The GreenRoom: October 2006

The Georgia Regional Transit Authority (GRTA) seems intent on alleviating automobile traffic – with buses. GRTA, which is appointed by the state government, now wants to shut down plans for a downtown multimodal station, replacing it with a bus hub bringing commuters from the suburbs to the High Museum, of all places. Joe Bankoff, president of the Woodruff Center, called the plan, which includes no other stops between Cobb County and downtown, “unworkable,” in The Atlanta Journal-Constitution. Worst of all, a recent MARTA study revealed that buses, not light rail, would be the least expensive option for Atlanta’s Beltline.

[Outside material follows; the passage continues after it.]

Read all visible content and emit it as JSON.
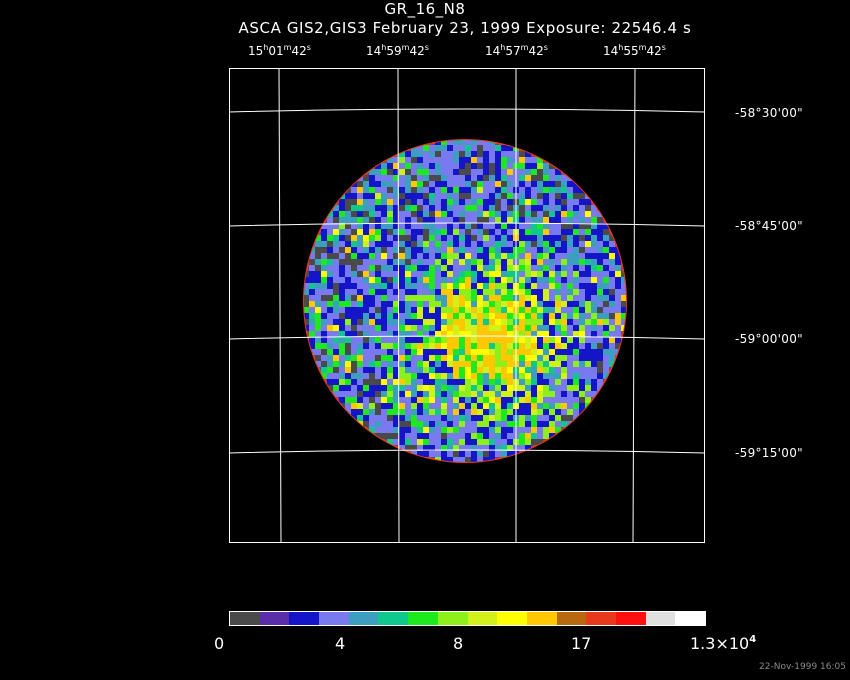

The Savannah Morning News noted how the Coastal Marshlands Protection Act of 1970, established to prevent phosphate mining on Little Tybee Island, “gave future lawmakers the needed room to adapt to changing times to protect one of the state’s precious resources.”

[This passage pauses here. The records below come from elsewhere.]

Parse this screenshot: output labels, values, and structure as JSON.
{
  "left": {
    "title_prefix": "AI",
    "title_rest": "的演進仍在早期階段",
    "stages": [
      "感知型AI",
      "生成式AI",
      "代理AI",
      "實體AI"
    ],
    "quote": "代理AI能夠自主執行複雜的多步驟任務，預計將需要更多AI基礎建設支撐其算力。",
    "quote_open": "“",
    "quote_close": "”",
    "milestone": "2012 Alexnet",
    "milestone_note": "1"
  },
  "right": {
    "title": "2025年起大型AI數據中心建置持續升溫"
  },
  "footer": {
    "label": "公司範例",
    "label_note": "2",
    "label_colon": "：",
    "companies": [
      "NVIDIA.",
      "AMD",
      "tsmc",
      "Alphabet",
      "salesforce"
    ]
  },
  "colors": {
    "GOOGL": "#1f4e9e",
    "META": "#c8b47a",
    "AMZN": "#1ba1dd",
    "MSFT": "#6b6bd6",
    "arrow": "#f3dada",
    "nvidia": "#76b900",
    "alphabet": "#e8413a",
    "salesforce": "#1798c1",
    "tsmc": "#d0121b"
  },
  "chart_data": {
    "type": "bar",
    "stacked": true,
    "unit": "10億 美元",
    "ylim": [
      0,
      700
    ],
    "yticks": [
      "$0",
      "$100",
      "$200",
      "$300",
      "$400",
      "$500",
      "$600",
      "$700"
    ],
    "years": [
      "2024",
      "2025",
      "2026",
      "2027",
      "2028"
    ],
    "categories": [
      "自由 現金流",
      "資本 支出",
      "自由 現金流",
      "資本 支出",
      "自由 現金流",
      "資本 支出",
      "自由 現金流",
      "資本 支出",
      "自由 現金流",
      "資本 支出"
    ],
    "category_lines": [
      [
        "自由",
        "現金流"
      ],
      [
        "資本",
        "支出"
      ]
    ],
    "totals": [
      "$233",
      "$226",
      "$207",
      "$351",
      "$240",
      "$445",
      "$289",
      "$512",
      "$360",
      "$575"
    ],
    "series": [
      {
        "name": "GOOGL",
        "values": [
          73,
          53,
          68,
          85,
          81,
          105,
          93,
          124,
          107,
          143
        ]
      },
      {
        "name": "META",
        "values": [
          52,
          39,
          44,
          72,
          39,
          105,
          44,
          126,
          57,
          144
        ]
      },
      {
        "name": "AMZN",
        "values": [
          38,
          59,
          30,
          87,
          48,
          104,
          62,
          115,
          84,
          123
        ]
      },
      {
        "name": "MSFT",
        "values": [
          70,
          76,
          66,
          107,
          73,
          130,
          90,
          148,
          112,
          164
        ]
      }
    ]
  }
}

David Kyler, executive director of the Center for a Sustainable Coast, responds that “we cannot allow one sector – real estate development – to compromise the future of all other interests,” including fisheries and ecotourism amounting to more than $1 billion and 40,000 jobs. That’s good advice for the Georgia Department of Natural Resources’ newly created Coastal Uplands Stakeholder Committee, which, with luck, will be less short sighted in protecting the coast than its transportation counterparts are in their efforts to combat traffic with buses.